Diego Carcedo  Periodista
OPINIÓN

Latinoamérica consolida el populismo

El presidente electo Gabriel Boric durante su discurso a sus simpatizantes en Santiago (Chile).
El presidente electo Gabriel Boric durante su discurso a sus simpatizantes en Santiago (Chile).
EFE/Elvis González

Las elecciones chilenas celebradas ayer han arrinconado al centro democrático que desde la moderación de los partidos, tanto de derechas como de izquierdas, ha venido gobernando desde la liquidación de la dictadura de Augusto Pinochet. La victoria de Boric supone un vuelco importante y un nuevo refuerzo a la expansión de la izquierda populista en Latinoamérica.

Con el país claramente dividido entre dos bloques extremos, el presidente electo, Gabriel Boric, es un político de ideas radicales, de 35 años, que sin duda cambiará frontalmente la fisonomía del desgastado y desprestigiado presidente conservador Sebastián Piñera. El resultado electoral marcará una etapa, de momento tan imprevisible como preocupante para la estabilidad nacional.

Las elecciones se dilucidaron entre dos candidatos polémicos. Estaba cantado que ganase cual ganase, la división de la sociedad chilena estará garantizada por algún tiempo. El candidato derrotado, José Antonio Kast, de origen alemán, reiteró durante la campaña que no es pinochetista, pero no logró convencer a muchos votantes de es una sombra de la dictadura aún no olvidada.

Boric, que cuenta con el respaldo muy variado de partidos y grupos de extrema izquierda, moderó mucho su discurso en las últimas semanas y consiguió arrastrar el apoyo no sólo de sus seguidores, su victoria es en buena parte fruto también del rechazo que producía la imagen y algunos recuerdos de su pasado político reciente de su adversario.

Kast también moderó su discurso, pero el pasado le pasó factura. Tiene 55 años y en su ya larga etapa política, marcada por su catolicismo ferviente, ha dejado muchas pruebas de su predisposición a retornar algunas medidas que ya han quedado superadas por la evolución de las sociedades modernas. Como parlamentario siempre se opuso a la evolución social y defendió la revisión de las leyes que regulan el aborto, la eutanasia o el reconocimiento de los derechos del colectivo LGTB...

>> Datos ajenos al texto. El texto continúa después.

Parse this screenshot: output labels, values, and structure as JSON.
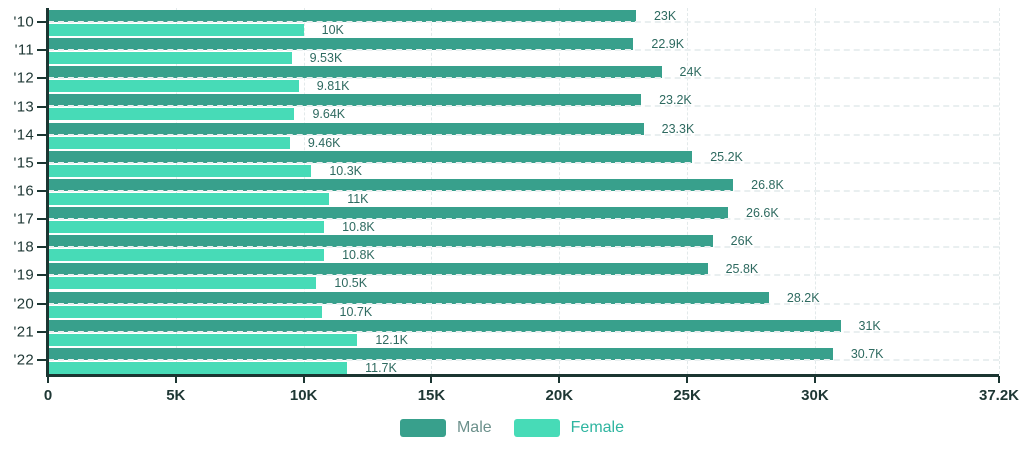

Durante la campaña se recordó con frecuencia que el día mundial de los derechos LGTB ante una pancarta colgada enfrente del palacio presidencial de La Moneda, él publicó un encendido artículo en que escribió: “La Moneda se rinde a la dictadura gay”.

"Estaba cantado que ganase cual ganase, la división de la sociedad chilena estará garantizada por algún tiempo"

Su oponente, que no despierta menos inquietud, en cambio sintonizó mejor con muchos aspectos de la evolución de los tiempos y capitalizó la ola de protestas sociales que durante varios meses mantuvieron en vilo la continuidad de la democracia y la seguridad en las calles. No le será fácil responder a su demagogia revolucionaria.

Además de la Presidencia y los cambios que se propone, el nuevo presidente se enfrentará con los problemas derivados de la pandemia del coronavirus y tendrá que seguir al frente de la convención Constitucional que está en marcha.

Nunca son plenamente homologables las situaciones políticas entre unos países y otros. Mirando al espejo español, la diferencia entre los dos aspirantes chilenos y sus respectivas organizaciones sería bastante homologable a la que supondría ser en España Unidas Podemos y Vox.